Aufgrund eines hauchdünnen Neins im Nationalrat wird der Ärztestopp nicht verlängert. Für Bundesrat Alain Berset ist dies eine Entscheidung gegen sein Vorhaben, einen weiteren Anstieg der Gesundheitskosten zu vermeiden. Was nun? Der Gesundheitsminister äusserte sich gegenüber SRF.

Legende: Video Alain Berset: «Schlechte Nachricht für die Prämienzahler» abspielen. Laufzeit 0:26 Minuten.
Aus News-Clip vom 18.12.2015.

Der Bundesrat wollte die Zulassung von Ärzten dauerhaft steuern. Eine befristete Lösung, die den Kantonen eine entsprechende Kompetenz seit Juli 2013 einräumte, läuft Mitte nächsten Jahres aus. Diese wird aufgrund des heutigen knappen Neins des Nationalrats nun nicht verlängert.

Gesundheitsminister Alain Berset betont gegenüber SRF, dass der Entscheid in erster Linie die Prämienzahler betreffe: «Wir wollten den Kantonen unbedingt eine Möglichkeit geben, die Prämien zu senken. Dieses Instrument ist jetzt vom Tisch. Das heisst, die Kantone können für 40 Prozent der Prämien nichts tun, das ist ziemlich viel Geld. Nun müssen wir eine Erhöhung der Kosten und Prämien erwarten.»
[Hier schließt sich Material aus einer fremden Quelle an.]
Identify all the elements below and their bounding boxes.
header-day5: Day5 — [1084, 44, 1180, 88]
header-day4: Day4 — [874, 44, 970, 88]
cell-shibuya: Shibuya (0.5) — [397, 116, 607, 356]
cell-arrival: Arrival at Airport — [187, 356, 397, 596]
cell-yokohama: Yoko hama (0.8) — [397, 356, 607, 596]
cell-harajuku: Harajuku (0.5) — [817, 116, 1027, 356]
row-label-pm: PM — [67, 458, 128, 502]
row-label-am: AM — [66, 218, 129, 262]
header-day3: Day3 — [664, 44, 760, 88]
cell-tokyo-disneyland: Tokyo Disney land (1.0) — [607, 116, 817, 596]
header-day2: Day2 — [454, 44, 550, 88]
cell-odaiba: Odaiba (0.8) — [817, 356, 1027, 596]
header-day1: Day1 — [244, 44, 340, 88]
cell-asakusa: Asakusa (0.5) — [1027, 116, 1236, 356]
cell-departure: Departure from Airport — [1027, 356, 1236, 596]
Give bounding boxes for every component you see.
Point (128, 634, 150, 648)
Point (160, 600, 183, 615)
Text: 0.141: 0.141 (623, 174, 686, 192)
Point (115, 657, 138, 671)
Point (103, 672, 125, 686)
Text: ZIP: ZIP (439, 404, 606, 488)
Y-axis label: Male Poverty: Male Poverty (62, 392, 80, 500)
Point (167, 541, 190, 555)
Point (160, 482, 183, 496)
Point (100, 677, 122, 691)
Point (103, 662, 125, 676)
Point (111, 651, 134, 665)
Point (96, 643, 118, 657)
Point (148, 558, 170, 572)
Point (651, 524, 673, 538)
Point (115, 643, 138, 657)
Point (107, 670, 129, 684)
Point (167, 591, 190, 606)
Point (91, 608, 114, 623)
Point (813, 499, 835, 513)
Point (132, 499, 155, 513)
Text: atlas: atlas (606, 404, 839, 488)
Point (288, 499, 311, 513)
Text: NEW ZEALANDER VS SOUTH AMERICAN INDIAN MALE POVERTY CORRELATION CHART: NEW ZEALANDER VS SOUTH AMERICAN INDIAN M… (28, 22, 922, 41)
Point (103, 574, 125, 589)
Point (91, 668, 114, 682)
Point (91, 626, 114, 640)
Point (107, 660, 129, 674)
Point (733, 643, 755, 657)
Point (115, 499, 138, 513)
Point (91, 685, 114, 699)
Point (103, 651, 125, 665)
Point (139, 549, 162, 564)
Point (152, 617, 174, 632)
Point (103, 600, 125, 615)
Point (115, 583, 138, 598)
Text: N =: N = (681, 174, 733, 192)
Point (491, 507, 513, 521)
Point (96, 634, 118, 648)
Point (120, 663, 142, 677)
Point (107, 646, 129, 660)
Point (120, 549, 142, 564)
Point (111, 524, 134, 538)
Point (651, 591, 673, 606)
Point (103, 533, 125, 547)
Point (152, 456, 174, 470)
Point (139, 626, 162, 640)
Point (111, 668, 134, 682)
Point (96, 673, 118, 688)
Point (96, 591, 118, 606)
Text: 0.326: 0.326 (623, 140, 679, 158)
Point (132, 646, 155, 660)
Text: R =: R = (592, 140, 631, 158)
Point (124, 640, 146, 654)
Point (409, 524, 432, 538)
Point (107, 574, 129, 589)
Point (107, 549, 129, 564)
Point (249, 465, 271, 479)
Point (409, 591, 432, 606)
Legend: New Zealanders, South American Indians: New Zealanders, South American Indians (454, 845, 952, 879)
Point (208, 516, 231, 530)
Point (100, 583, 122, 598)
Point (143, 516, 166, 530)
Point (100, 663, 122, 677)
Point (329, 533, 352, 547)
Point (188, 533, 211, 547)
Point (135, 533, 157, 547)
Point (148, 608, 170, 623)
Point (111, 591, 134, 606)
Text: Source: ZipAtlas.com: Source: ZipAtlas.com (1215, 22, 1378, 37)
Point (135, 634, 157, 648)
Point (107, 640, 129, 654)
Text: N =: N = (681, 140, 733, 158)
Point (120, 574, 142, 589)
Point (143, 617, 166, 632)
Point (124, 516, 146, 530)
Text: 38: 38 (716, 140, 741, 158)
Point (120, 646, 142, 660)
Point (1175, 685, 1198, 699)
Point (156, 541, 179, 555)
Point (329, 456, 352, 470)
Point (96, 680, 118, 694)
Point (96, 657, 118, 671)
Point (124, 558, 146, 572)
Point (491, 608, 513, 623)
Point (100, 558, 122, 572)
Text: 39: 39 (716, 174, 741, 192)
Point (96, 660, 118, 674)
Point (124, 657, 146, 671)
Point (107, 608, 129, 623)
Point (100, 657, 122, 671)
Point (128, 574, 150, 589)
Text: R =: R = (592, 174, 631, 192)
Legende: Video «Die Kosten in den Kantonen werden steigen» abspielen. Laufzeit 0:13 Minuten.
Aus News-Clip vom 18.12.2015.

Schlechte Erfahrungen während 2012 und 2013

Beziffern kann Bundesrat Berset den befürchteten Kostenanstieg nicht. Doch verweist er auf die Jahre 2012 und 2013, als die Kantone die Zulassungen während 18 Monaten bereits schon einmal nicht mehr steuerten.

«Es gab eine Verdoppelung der Ärzte, die sich in der Schweiz installieren wollten», so Berset. Vor allem seien ausländische Spezialisten in Grenzkantone und Städte gekommen. «Im Kanton Tessin war es beispielsweise eine Vervierfachung, im Kanton Genf eine Verdreifachung», betont Berset weiter. Am Ende sei somit ohne Steuerung das Risiko gross, dass die Kosten stark ansteigen.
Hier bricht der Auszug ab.